Ridiculously good-looking: Sam Otto as Jalal, left, and Ryan McKen as Ziyaad, centre. Their characters are portrayed as sensitive and soft-spoken
For fear of imposing his own opinions on viewers (good liberals never do that) he offers no comment on the medieval morality of Islamic State. Racism is endemic: the leading characters soon learn to sneer openly at the pathetic white fighters, who are mostly fat, tearful, closet homosexuals.
All of the characters have left their homes without saying goodbye to their parents, though Kosminsky is at pains to point out that this doesn’t mean they are ungrateful or unloving – it’s just that they didn’t dare risk alerting the forces of government oppression.
The men practise dismantling their assault rifles with their eyes shut, and learn the basics of misogyny: ‘A woman in this life is defective!’
And when the bomb strikes that baby ward, there is no hint that any blame lies with the ISIS cowards using the hospital as their shield. If anything, the fault is with the unseen hand, presumably American, that fired the missile. The only explanation for the characters’ betrayal of Britain is summed up in one line: ‘I ain’t never going back to that kuffar dump, bruv.’ Kuffar, as the constant scroll of Arabic dictionary definitions tells us, means dirty, foreign and unholy.
ISIS is a death cult, and the new recruits are expected by their commanders to die quickly and needlessly. But even if the idealistic characters we met last night are killed off later this week, that does not affect the message of the first two episodes. Many people will watch only the first hour or two, and it’s the initial impressions that count for most.
Shavani Seth stars as Ushna. All the women are elegant but strong – independent heroines making a positive choice to sacrifice their freedom for the sake of their pious religious convictions
Kosminsky cannot be incapable of understanding how most viewers will regard his perverted vision of ISIS. But he only cares about the opinions of his peers in a deluded bubble.
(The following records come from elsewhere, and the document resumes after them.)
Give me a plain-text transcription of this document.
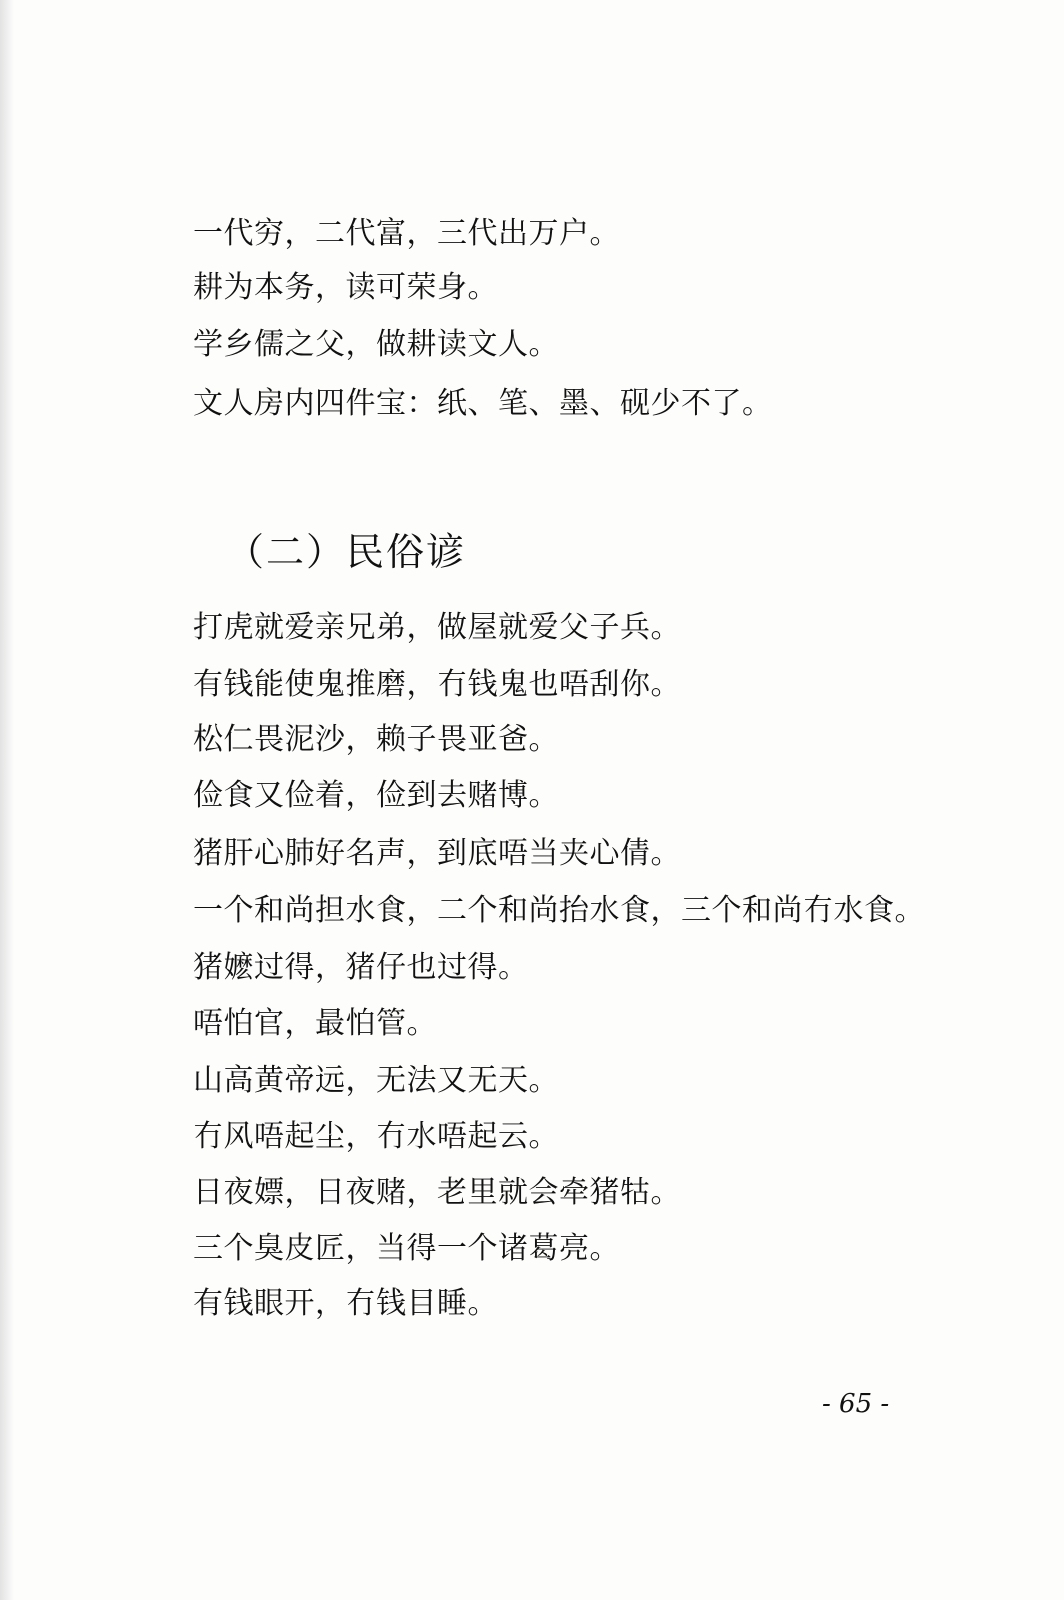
一代穷，二代富，三代出万户。
耕为本务，读可荣身。
学乡儒之父，做耕读文人。
文人房内四件宝：纸、笔、墨、砚少不了。
（二）民俗谚
打虎就爱亲兄弟，做屋就爱父子兵。
有钱能使鬼推磨，冇钱鬼也唔刮你。
松仁畏泥沙，赖子畏亚爸。
俭食又俭着，俭到去赌博。
猪肝心肺好名声，到底唔当夹心倩。
一个和尚担水食，二个和尚抬水食，三个和尚冇水食。
猪嬷过得，猪仔也过得。
唔怕官，最怕管。
山高黄帝远，无法又无天。
冇风唔起尘，冇水唔起云。
日夜嫖，日夜赌，老里就会牵猪牯。
三个臭皮匠，当得一个诸葛亮。
有钱眼开，冇钱目睡。
- 65 -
Any decent human being, anyone who has felt despair and heartbreak at the terrorist attacks sponsored by Islamic State, will feel nothing but revulsion for his characters. They are traitors to their families and friends. Society has provided so much entertainment and education to enrich their lives, and they are turning all of it to the most evil uses.
The State is no sort of truthful drama, as it claims to be. This is a recruitment video to rival Nazi propaganda of the Thirties calling young men to join the Brownshirts.
Kosminsky celebrates the camaraderie and sense of purpose that he imagines to be the fuel of ISIS. God forbid any young Islamic viewers are seduced by his vision, because every frame of this film is a lie. It is poison.